Nonpeptide Endothelin Receptor Antagonists. IX. Characterization of Endothelin Receptors in Guinea Pig Bronchus With SB 209670 and Other Endothelin Receptor Antagonists

Douglas W. P. Hay and Mark A. Luttmann

Department of Pulmonary Pharmacology, SmithKline Beecham Pharmaceuticals, 709 Swedeland Road, King of Prussia, Pennsylvania

In this study the endothelin (ET) receptors mediating contractions produced by ET-1, ET-3 and the selective ET_B ligands sarafotoxin 6c (S6c) and BQ-3020 in guinea pig bronchus were investigated using SB 209670, a nonpeptide, mixed ET_A/ET_B receptor antagonist, and the peptide ET receptor antagonists BQ-123 (ET_A receptor-selective), BQ-788 (ET_B receptor-selective) and RES-701 (ET_B receptor-selective). SB 209670 (10 µM) antagonized concentrations induced by ET-1 (pK_B = 6.1). In contrast, BQ-788 (10 µM) and BQ-123 (10 µM), either alone or in combination, were without significant effect on ET-1 concentration-response curves. SB 209670 (10 µM) and BQ-788 (10 µM) antagonized S6c concentration-response curves with pK_B values of 6.6 and 5.5, respectively, whereas RES-701 (10 µM) and BQ-123 (10 µM) were without effect.
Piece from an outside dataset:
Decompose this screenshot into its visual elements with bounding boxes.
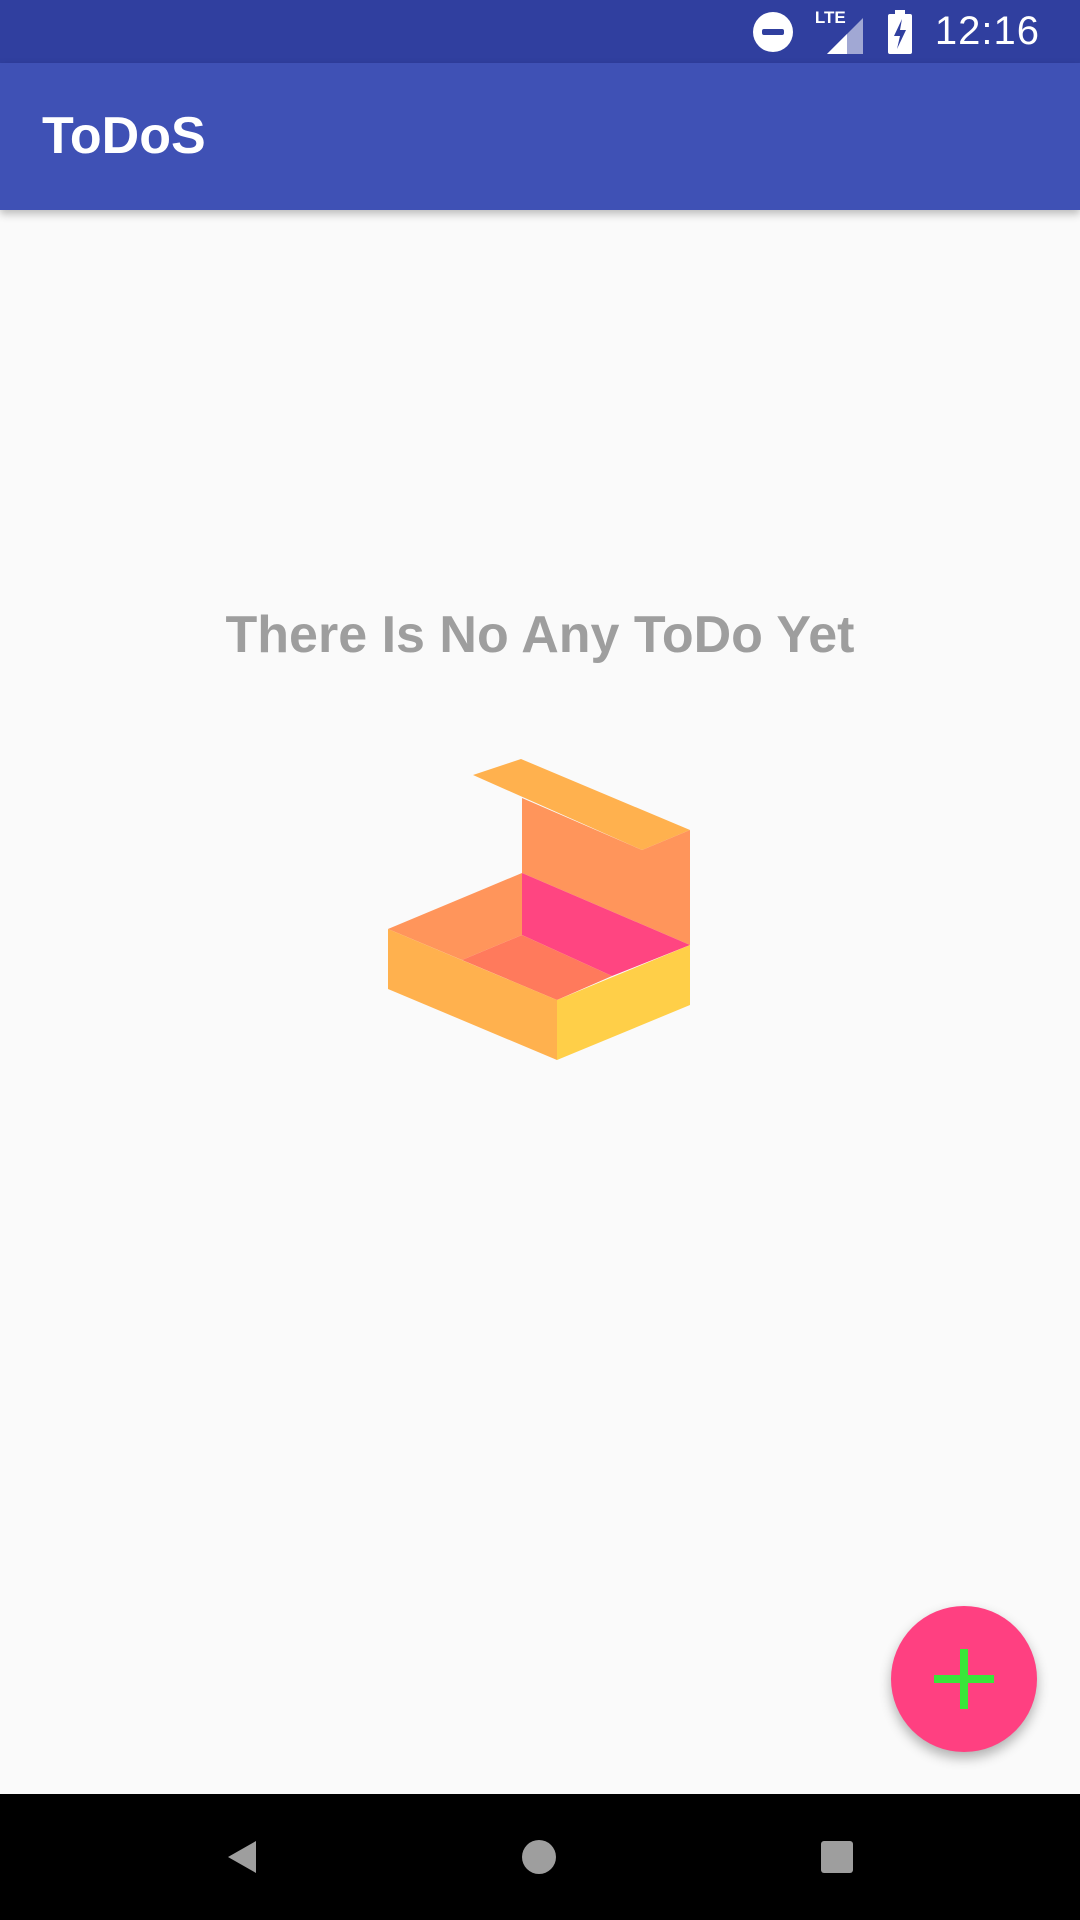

SB 209670 (10 µM) was about a 10-fold less potent antagonist of contractions produced by ET-3 (pK_B = 5.4) than of those elicited by S6c. BQ-788 (10 µM), RES-701 (10 µM) and BQ-123 (10 µM) were without effect on ET-3 concentration-response curves. BQ-788 (10 µM) had similar potencies for inhibition of contractions induced by S6c (pK_B = 5.8) and BQ-3020 (pK_B = 6.25). These data indicate that contractions induced by ET-1, ET-3, S6c and BQ-3020 in guinea pig bronchus appear to be mediated predominantly via stimulation of ET_B receptors. However, these receptors are not very sensitive to the standard ET_B receptor antagonists BQ-788 and RES-701, which suggests that responses produced by these ligands in this tissue involve activation not of the classical ET_B receptor, but rather of an atypical ET receptor population. The results also provide additional evidence that the potencies of ET receptor antagonists depend upon the specific ET agonist.